The Microsoft small screen pop-up and click routine is an outgrowth of graphics limitations on the 386/486 based PCs Windows 3.X was aimed at - because, on those, small pop-ups inside rectangles drawn in primary colors gave the impression of speed and thus validated the purchase decision. That worked because the bright pop-up window frame itself registered with the viewer - while the switch to pastels or other light colors on putting something inside that window hid the delay in getting the text and data in place.
One consequence of the interactive, user driven, design approach is that you find yourself making bigger and bigger screens with increasing levels of apparent complexity - because users simualtaneously demand that you add just one more thing, and decry “computer hassles” like having to click a mouse as time and concentration killers. As a result, you’ll typically find yourself pushed to the limits of your hardware - the screen below, for example, illustrates this because it’s designed for NCD’s 21″, 1280 x 1640, 1990s HMX screens as an absolute functional minimum.

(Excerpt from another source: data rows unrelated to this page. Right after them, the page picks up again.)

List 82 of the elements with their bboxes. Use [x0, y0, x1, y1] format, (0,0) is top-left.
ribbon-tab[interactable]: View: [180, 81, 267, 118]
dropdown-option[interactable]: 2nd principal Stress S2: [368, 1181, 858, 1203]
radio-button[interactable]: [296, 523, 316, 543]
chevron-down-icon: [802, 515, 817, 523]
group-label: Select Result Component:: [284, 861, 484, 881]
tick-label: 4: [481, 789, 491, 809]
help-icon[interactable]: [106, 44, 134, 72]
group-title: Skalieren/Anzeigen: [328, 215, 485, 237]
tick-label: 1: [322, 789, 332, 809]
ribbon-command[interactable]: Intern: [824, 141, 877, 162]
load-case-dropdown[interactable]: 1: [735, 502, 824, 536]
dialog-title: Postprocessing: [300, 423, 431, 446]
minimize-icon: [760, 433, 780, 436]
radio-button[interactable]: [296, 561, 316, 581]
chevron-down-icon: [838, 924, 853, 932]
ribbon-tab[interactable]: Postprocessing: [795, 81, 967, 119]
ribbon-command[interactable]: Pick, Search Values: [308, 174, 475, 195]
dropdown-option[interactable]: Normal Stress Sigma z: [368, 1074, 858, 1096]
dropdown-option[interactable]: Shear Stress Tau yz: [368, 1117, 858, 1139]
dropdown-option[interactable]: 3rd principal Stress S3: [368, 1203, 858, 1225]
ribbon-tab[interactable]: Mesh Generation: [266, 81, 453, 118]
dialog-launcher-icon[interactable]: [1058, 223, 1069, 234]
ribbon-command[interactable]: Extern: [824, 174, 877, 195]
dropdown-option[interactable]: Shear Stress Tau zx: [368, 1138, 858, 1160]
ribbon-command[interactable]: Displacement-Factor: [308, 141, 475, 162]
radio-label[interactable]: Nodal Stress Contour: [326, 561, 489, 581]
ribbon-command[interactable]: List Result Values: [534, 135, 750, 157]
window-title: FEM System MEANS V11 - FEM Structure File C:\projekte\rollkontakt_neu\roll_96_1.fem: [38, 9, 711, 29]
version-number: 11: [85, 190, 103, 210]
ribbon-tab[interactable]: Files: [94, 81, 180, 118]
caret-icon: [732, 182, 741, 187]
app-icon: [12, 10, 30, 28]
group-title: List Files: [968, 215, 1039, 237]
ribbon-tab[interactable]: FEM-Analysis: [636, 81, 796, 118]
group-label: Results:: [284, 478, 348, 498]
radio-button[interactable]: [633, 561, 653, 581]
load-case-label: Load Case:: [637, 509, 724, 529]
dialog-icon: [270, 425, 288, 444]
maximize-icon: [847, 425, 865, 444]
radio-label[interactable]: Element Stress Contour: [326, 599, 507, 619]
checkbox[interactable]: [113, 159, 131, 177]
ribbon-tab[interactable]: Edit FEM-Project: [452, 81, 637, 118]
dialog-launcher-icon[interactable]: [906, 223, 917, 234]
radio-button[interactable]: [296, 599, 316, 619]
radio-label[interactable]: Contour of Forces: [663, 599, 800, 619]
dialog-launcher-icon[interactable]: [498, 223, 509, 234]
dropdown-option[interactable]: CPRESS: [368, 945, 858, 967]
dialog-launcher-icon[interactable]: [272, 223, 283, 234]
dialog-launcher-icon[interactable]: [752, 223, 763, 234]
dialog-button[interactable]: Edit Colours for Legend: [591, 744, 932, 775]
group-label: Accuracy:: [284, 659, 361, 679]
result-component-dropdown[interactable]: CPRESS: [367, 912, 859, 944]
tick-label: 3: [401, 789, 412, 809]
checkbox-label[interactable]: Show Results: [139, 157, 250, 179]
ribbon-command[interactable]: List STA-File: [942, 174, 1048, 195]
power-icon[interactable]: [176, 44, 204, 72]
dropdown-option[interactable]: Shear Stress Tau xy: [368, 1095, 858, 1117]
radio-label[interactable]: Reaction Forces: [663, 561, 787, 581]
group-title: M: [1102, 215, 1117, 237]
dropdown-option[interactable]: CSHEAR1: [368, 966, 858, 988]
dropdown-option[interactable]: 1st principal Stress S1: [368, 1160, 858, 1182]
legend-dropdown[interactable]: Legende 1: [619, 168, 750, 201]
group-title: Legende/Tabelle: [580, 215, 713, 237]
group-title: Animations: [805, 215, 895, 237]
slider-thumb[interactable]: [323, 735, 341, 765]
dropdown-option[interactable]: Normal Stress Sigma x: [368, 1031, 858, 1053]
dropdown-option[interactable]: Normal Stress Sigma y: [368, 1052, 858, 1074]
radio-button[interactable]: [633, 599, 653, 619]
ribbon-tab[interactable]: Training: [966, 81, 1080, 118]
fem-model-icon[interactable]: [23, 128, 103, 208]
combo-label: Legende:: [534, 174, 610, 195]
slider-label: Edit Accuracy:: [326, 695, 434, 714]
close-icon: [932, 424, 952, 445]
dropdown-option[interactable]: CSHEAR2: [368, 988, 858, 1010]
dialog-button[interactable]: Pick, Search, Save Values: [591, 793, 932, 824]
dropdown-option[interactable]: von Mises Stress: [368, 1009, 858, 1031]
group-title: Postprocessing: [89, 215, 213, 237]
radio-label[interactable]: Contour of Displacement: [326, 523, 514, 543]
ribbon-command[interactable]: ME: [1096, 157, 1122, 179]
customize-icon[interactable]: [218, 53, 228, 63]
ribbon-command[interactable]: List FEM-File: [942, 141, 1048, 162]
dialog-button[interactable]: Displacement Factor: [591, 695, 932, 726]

This kind of thing is counter-intuitive for people raised on the Microsoft desktop, but real users (i.e. people who care about their jobs, and not the PC) don’t care that it’s big, ugly, and intimidating: they care that it’s hassle free, menu free, and fast -things which, at least according to the users in the pilot group this was tried with, would have made the time and billings manager it fronted for extremely effective in large scale use.



Screens like this are a consequence of how active prototyping works - users always want both more functionality and less computer hassle, so you end up finding ways to make the computer function as a tool for them to get their work done - something that reverses the traditional developer’s view of the user as the computer program’s input device.

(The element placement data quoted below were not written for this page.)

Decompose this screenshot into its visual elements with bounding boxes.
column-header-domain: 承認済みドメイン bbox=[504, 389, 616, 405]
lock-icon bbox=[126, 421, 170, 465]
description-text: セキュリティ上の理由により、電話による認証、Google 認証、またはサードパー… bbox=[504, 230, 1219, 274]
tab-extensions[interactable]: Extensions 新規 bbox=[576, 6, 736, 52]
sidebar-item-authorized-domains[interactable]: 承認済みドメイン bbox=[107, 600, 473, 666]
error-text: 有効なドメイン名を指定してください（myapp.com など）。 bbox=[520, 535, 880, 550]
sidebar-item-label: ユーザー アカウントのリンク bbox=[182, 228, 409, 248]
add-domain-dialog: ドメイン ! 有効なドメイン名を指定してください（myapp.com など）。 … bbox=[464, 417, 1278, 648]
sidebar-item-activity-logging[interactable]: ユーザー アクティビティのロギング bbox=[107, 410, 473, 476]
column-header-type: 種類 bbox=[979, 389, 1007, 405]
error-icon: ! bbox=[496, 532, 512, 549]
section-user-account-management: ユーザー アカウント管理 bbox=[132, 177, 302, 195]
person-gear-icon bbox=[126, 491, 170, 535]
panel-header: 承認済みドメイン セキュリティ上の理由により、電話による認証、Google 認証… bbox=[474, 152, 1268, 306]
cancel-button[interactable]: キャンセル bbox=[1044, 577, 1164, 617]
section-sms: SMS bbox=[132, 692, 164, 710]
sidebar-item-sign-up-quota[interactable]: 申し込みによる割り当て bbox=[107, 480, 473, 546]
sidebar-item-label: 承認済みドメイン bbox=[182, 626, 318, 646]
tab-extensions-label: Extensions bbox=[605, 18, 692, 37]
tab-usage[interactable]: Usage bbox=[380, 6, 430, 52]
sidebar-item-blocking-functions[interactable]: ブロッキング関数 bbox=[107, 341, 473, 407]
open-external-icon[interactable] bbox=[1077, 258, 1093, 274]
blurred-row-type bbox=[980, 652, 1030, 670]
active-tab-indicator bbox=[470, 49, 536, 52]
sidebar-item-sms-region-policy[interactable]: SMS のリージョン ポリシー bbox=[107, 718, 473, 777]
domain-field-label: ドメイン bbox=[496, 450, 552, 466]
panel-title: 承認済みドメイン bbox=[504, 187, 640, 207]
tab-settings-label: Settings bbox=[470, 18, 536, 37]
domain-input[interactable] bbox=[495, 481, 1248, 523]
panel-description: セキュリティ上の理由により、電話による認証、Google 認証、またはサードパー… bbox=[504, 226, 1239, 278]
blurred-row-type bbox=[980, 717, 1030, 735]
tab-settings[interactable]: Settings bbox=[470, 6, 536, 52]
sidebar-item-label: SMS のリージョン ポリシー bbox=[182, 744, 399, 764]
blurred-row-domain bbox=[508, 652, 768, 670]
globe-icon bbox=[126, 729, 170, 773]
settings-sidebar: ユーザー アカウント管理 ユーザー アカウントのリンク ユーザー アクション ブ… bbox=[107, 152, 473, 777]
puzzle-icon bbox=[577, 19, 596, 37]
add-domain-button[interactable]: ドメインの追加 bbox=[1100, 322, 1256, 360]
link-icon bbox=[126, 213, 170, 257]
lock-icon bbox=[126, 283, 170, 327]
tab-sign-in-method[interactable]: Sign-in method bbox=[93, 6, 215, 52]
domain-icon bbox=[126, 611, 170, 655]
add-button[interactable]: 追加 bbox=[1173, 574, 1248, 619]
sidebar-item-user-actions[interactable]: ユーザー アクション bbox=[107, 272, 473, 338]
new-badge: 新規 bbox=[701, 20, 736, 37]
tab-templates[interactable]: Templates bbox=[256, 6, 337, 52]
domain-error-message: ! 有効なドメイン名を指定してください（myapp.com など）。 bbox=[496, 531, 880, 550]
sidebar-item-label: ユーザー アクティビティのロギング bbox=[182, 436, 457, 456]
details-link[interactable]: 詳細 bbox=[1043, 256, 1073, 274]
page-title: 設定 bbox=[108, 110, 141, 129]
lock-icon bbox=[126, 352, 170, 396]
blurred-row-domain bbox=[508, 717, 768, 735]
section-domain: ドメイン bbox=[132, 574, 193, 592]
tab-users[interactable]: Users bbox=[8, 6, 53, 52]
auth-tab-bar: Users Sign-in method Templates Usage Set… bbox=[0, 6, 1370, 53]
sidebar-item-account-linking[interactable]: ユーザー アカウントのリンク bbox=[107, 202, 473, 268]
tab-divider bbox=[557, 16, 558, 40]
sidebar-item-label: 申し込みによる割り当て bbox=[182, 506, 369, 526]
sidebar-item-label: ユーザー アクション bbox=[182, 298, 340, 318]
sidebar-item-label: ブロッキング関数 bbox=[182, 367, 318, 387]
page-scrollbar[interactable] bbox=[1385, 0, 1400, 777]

To make the process work you define the screens and actions interactively with users; giving them things they can see and react to as you talk - something that requires you to fake in the back-end stuff until you get time to do it off-line. That gives them a continuously evolving view of what they’ll get - and, of course, that process makes them think: meaning that while you’re off filling in those back end holes they’ll change their minds about some things, add a few things you’ve never dreamt of, and invite a couple of new players into the game - thus quite possibly forcing you to start over on either the whole thing or parts of it.
As a result the process is often extremely frustrating; but when you’re done you usually have a prototype that works - one users already trust, one that reflects the actual work flow; one that has been tested for the overwhelming majority of usage cases, and one that’s really fundamentally ready for production - provided you remember that today’s production system is just a prototype for tomorrow’s because neither their workload nor your application is ever static for long.